As we turned the corner onto NW 13th, I decided this was the time to make the final push. It was going to be the determining factor in whether my chip read 1:49 or 1:50. I really put the hammer down and made myself sprint. No looking back now, it was all in or nothing. I really felt like I was flying. My legs felt so strong and I was astonished at how much I had left in me. My Garmin officially averaged me out to 7:31 and 6:06 the last mile and change, and my best pace clocked in at 5:22. As I crossed the finish line, I was smiling ear-to-ear. I really had just PR'ed and I qualified for the next starting corral for the Chicago Marathon at the same time. Holy cow! I pumped my fist and smiled as I walked back to the refreshment area to wait for Katie. I felt great. I felt like I had more miles in me. I felt motivated. I had renewed confidence in my run and I felt ready to tackle another challenge. It was a great race and what will hopefully be the start of a great year of running. Official chip time : 1:49:16! A PR by 2 1/2 minutes.

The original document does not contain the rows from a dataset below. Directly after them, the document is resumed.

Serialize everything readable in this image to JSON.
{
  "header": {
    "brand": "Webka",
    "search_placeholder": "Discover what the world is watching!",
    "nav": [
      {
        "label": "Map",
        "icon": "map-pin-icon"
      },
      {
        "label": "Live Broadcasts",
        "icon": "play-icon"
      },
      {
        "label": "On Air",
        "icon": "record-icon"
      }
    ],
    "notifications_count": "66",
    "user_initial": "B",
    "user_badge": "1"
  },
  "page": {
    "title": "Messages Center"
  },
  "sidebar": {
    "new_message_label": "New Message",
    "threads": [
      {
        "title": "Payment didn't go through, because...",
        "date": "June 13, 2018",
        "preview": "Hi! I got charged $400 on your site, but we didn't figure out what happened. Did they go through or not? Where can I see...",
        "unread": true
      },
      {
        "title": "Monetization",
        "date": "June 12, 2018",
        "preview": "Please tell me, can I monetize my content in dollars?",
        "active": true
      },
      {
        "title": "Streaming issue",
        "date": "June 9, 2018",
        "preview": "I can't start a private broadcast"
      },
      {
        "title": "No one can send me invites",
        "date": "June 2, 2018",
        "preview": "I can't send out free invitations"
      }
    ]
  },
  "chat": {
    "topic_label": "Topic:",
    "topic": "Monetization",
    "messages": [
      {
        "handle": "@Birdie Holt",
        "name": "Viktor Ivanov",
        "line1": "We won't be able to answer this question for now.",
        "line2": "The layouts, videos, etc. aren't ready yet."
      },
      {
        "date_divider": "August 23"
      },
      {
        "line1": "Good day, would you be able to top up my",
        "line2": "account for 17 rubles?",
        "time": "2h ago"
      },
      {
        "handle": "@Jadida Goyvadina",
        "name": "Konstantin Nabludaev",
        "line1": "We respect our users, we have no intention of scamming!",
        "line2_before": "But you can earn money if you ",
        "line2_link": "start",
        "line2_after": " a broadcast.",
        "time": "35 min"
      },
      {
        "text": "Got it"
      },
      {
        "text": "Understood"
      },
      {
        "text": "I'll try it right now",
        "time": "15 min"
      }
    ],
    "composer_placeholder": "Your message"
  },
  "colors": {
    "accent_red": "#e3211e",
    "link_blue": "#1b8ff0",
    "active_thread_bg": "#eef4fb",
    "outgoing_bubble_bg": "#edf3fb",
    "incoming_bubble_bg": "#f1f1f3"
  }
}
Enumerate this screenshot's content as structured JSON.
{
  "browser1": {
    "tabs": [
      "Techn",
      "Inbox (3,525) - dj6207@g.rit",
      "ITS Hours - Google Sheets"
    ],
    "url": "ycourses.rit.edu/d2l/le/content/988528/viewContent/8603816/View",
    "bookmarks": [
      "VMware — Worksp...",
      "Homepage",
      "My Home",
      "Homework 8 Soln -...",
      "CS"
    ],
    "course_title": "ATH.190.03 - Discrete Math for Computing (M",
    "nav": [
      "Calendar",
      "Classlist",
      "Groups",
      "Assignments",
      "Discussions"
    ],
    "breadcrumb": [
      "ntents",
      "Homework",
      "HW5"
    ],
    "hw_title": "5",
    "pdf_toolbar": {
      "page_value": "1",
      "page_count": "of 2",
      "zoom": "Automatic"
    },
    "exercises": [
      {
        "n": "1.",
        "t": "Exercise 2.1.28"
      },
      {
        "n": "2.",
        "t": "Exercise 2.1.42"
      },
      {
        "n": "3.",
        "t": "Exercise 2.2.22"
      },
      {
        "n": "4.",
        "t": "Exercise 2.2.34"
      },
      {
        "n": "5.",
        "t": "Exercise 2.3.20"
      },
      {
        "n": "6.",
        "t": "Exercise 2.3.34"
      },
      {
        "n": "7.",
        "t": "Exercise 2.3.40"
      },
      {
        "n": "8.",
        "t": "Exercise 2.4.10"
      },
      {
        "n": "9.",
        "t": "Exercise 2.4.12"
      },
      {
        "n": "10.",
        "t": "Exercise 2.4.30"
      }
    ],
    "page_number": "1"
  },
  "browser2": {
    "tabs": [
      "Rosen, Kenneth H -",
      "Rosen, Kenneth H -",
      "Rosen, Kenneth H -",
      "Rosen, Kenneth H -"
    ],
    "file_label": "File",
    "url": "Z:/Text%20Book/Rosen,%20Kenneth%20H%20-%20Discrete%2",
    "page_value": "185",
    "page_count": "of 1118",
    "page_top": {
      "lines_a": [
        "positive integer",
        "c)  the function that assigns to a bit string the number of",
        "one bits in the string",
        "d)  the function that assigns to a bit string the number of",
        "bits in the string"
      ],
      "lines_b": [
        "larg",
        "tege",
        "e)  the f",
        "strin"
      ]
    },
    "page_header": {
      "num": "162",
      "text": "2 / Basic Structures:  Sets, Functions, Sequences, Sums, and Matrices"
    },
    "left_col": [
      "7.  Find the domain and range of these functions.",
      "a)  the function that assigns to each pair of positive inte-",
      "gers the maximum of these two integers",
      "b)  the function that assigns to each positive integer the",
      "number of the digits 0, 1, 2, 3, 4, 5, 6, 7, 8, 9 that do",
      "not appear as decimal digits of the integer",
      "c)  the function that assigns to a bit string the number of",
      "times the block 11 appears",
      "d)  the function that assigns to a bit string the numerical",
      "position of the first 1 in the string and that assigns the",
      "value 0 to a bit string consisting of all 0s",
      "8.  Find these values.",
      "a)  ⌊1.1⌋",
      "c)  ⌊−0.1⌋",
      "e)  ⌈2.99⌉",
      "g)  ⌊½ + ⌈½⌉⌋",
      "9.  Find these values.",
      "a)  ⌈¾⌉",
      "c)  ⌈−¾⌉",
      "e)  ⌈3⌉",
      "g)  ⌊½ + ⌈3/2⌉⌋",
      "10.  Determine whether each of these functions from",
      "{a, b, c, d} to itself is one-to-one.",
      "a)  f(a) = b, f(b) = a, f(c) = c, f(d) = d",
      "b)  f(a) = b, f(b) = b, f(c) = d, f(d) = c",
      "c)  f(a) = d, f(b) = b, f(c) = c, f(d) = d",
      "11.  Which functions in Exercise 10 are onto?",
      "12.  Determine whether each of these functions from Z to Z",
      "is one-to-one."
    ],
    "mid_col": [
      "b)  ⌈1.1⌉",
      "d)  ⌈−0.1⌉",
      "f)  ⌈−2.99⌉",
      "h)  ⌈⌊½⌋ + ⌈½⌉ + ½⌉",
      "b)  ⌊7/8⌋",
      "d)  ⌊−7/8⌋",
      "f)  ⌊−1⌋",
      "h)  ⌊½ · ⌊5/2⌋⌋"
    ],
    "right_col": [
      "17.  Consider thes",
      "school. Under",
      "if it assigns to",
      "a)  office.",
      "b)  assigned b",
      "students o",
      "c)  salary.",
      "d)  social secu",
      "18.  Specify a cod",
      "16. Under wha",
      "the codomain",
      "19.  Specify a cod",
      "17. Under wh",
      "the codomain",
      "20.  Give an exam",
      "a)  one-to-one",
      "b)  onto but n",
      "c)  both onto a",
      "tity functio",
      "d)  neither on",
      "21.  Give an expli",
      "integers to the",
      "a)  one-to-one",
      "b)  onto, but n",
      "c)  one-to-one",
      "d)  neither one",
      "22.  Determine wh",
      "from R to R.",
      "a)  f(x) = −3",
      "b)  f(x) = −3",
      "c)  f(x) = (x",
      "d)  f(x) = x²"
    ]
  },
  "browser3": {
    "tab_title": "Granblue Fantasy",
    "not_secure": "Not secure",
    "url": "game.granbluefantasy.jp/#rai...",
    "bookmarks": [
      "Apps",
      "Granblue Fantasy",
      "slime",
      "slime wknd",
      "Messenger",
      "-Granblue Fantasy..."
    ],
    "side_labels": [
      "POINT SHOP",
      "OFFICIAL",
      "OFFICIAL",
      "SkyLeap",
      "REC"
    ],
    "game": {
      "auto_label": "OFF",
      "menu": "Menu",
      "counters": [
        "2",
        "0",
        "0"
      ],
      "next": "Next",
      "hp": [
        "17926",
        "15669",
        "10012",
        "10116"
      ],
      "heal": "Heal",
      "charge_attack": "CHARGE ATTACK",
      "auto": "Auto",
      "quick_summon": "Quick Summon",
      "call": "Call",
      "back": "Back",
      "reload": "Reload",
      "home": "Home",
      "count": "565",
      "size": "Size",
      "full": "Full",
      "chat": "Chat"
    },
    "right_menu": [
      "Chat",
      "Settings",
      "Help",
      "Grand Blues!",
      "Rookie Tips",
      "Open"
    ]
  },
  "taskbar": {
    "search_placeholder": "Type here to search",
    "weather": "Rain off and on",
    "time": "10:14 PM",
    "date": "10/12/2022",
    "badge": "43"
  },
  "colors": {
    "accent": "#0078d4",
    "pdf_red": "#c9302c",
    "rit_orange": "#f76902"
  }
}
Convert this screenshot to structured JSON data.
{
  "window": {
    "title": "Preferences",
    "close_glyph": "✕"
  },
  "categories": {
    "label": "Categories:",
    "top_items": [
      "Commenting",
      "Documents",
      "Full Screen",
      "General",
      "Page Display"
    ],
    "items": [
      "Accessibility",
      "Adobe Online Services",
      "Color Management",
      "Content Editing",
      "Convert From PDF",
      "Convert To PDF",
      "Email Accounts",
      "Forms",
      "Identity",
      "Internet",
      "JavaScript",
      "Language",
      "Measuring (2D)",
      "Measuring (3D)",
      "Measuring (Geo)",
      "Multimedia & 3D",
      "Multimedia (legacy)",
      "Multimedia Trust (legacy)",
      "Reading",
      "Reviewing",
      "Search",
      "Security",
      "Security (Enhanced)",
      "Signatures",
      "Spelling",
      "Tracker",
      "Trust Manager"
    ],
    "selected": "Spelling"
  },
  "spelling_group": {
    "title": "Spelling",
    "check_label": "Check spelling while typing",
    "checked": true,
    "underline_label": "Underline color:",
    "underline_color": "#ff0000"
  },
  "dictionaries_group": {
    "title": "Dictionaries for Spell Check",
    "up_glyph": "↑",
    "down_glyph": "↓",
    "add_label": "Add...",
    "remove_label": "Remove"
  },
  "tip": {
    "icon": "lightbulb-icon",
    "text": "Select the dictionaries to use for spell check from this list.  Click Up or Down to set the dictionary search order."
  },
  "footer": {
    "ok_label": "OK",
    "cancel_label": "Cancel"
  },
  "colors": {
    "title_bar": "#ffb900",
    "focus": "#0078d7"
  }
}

Improvement is the key and we learn lessons from each race. I thought this race taught me a lot about my running self and I felt like I grew up on the course. I am still a rookie at this running thing and slowly but surely I am gaining confidence in my ability to read my body and know what works best. Right now I know that I need to take a week or two off running to get my knee back to full strength. It's really tender today and it just needs some rest. I don't have any big runs coming up and the 10k at CapTex Tri is not of a concern. I am only 5 weeks out from my triathlon so my taper will start about the same time that I will be coming back to full strength hopefully. The plan is to take some time off from running, get stronger in the swim, and hit Austin firing on all cylinders.
Thanks again to everyone who participated, spectated, or volunteered at the race this weekend. It was a very special weekend here in OKC, capped of by a Run to Remember. The OKC Memorial Marathon is a top-notch event. If you get a chance, you really should come pay us a visit. Mark your calendars : May 1, 2011. Hope to see you at the 11th Annual OKC Memorial Marathon!